HINT:
You're right: the comparison test is the way to go. In the domain of integration, i.e., the interval $[0,1]$, the only point that causes concern is $0$. As $x \to 0$, note that the integrand grows unbounded. Therefore, to decide the convergence or divergence of the integral, we need to bound the growth of the integrand near $0$. This is the idea behind the (limit) comparison test.
To implement the above idea, we could use the standard fact $\sin x \sim x$ for $x$ close to $0$ (i.e., as $x \to 0$). Therefore, our integral $\int_0^1 \frac{1}{\sqrt{\sin x}} ~\mathrm dx$ converges if and only if $\int_0^1 \frac{1}{\sqrt{x}} ~\mathrm dx$ (the integral of the test function) converges. Do you know how to establish the convergence (or divergence) of the latter integral?
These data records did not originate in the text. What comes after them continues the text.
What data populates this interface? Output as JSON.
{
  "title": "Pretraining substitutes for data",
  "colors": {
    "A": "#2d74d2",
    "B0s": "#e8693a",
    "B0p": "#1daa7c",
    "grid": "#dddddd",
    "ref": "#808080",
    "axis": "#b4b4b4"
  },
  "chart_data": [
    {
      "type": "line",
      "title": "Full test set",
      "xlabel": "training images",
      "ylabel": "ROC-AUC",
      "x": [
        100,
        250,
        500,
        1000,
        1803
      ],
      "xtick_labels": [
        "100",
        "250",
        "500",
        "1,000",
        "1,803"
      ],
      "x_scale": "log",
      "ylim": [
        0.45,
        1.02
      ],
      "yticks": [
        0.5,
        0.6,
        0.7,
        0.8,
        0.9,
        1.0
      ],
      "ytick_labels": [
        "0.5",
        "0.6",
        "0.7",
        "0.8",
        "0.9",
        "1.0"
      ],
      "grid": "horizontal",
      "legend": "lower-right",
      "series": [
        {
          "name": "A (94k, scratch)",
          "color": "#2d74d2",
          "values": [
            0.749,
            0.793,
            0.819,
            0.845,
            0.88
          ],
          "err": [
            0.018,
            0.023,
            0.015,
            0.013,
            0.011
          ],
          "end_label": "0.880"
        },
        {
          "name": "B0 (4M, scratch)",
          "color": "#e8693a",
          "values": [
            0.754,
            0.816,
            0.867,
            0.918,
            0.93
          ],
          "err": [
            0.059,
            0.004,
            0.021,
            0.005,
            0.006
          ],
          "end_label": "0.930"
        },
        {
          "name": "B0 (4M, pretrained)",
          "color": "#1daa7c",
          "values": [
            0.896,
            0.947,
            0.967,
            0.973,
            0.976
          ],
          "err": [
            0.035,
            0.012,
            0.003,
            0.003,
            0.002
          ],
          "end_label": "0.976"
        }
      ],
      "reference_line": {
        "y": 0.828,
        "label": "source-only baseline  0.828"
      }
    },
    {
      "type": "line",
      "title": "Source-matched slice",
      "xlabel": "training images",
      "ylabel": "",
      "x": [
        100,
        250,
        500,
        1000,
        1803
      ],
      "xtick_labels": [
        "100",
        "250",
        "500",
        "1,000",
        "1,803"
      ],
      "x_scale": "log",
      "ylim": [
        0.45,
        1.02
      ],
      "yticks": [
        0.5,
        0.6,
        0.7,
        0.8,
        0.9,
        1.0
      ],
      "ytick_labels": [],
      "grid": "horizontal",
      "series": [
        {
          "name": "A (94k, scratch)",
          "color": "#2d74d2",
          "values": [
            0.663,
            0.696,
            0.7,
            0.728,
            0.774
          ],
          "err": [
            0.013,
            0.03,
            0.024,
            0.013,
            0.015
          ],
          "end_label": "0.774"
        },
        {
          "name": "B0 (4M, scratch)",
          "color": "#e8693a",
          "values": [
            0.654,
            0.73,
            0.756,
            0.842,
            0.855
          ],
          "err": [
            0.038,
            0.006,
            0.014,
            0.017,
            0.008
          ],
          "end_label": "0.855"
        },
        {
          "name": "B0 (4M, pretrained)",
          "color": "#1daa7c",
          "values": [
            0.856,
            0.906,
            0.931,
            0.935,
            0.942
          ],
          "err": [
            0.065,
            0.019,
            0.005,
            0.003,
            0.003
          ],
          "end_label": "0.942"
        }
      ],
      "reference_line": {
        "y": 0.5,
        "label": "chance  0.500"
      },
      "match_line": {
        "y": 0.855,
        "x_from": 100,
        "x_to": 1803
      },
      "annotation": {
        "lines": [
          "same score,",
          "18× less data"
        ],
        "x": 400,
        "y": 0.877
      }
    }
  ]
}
Convergence of the test integral: The integral $\int_0^1 \frac{1}{\sqrt{x}} ~\mathrm dx$ in fact converges (and so does our original integral). To see this, note that $ \int_{\delta}^{1} \frac{1}{\sqrt{x}} ~\mathrm dx = \left. 2 \sqrt{x} \right|_{\delta}^{1} = 2 - 2 \sqrt{\delta} \to 2, $ as $\delta \to 0$.
In fact, one could similarly see that the integral $\int_0^1 x^p ~\mathrm dx$ converges if and only if $p \gt -1$.